Les indicateurs économiques canadiens qui paraîtront cette semaine prochaine ne devront pas faire illusion. Si la croissance a été forte en début d'hiver, le Canada traverse une nouvelle zone de turbulences, exacerbée par les incendies à l'orée des champs de pétrole bitumineux albertains.

De janvier à mars, le rythme annualisé d'expansion de l'activité économique (le PIB réel) a frôlé les 3 %, nous confirmera Statistique Canada mardi.

Cela est assez conforme au pronostic de 2,8 % publié par la Banque du Canada en avril.

Ce beau chiffre, peut-être même le meilleur du G7, cache toutefois le fait que la production mesurée par industrie a reculé de 0,1 % en février et vraisemblablement d'autant en mars. Bref, l'économie canadienne a carburé en janvier sur l'élan pris en novembre et surtout en décembre. Depuis, panne sèche.

Ce sont les données de la balance commerciale qui ont surtout déçu. En mars, le solde du commerce international de marchandises a plongé dans le rouge à une profondeur inédite de 3,4 milliards, soit près de 1 milliard plus creux qu'en février. Vendredi, on aura la confirmation que la situation ne s'est guère améliorée en avril.

Le secteur manufacturier se révèle jusqu'ici incapable de profiter de la faiblesse de notre monnaie face au billet vert. Tel est le prix du sous-investissement répété des propriétaires d'usines.

Les profits ne sont pas en cause. Selon les calculs de la Banque Nationale, les bénéfices des fabricants autres que les transformateurs de pétrole et de charbon ont augmenté de 687 millions durant l'hiver à la faveur d'une poussée de 1,1 milliard des profits des industries des aliments et boissons gazeuses, des véhicules et de leurs pièces ainsi que des produits chimiques, plastiques et de caoutchouc qui ont plus que compensé la baisse de 623 millions des bénéfices de la transformation première des métaux.

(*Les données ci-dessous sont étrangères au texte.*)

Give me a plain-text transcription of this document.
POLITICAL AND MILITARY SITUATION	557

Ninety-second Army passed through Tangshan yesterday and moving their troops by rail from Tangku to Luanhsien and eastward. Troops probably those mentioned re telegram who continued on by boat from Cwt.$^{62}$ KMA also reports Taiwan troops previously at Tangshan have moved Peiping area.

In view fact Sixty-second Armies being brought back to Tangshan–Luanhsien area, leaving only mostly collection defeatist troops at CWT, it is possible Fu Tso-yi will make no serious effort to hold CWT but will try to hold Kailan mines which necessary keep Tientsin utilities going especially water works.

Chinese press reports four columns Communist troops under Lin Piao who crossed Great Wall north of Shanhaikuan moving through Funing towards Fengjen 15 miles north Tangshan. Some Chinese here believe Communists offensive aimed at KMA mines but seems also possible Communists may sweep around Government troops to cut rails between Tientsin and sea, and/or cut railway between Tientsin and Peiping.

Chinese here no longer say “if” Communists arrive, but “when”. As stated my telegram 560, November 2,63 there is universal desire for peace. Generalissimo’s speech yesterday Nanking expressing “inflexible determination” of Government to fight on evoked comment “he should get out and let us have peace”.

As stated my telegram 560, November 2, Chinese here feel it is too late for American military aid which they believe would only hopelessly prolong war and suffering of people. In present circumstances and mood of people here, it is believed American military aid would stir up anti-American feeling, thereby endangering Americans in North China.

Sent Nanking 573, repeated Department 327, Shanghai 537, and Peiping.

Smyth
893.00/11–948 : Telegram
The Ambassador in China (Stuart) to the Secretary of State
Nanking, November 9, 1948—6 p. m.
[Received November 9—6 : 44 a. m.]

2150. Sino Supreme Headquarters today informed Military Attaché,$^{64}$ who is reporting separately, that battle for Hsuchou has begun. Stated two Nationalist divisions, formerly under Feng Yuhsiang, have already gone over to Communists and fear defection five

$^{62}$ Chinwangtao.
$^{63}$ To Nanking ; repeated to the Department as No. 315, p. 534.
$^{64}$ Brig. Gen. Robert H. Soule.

Peut-être les manufacturiers canadiens sont-ils atteints du même travers que leurs collègues américains : ils préfèrent utiliser leurs profits et même emprunter à faible taux pour racheter leurs actions plutôt que de moderniser ou grossir leurs capacités de production. On en aura le coeur net aussi vendredi.

Si tel est le cas, les gains de productivité qui font terriblement défaut aux entreprises canadiennes ne seront guère plus élevés que ceux de 0,5 % observés depuis maintenant quatre ans aux États-Unis.

Dès lors, l'avantage concurrentiel ne viendrait que du taux de change qui, en termes relatifs, diminue les coûts unitaires de main-d'oeuvre canadiens exprimés en dollars américains.

À ce jeu toutefois, le Canada n'a plus les atouts d'il y a 20 ans quand le Mexique et la Chine étaient encore associés au tiers-monde. Aujourd'hui, ces deux économies émergentes ont supplanté le Canada comme fournisseur hors énergie numéro un des États-Unis.

À l'opposé, le Canada demeure le premier débouché pour les exportateurs américains, même si, au final, il reste un exportateur net dans ses échanges de biens avec les États-Unis.

Par chance, l'économie américaine, qui a connu deux trimestres d'affilée de croissance poussive, semble rebondir. Les prévisionnistes tablent sur un rythme de plus de 2 % qui devrait d'ailleurs rassurer la Réserve fédérale américaine et tonifier le billet vert. Du bonbon pour le Canada, diront certains ; des calories vides, feront observer ceux qui se préoccupent de la santé à long terme de notre économie.

La diversification des marchés d'exportation devient de plus en plus un voeu pieux avec les difficultés à faire ratifier le Partenariat transpacifique (PTP) ou l'Accord économique et commercial global avec l'Union européenne.

Dans ce dernier cas, la publication récente du texte détaillé soulève beaucoup d'objections parmi les agriculteurs très mobilisés de l'Union européenne. Quant au PTP, les deux candidats favoris à la présidence américaine le voient d'un mauvais oeil et attisent les sentiments protectionnistes pour séduire les électeurs de la classe moyenne dont le niveau de vie a baissé depuis la Grande Récession.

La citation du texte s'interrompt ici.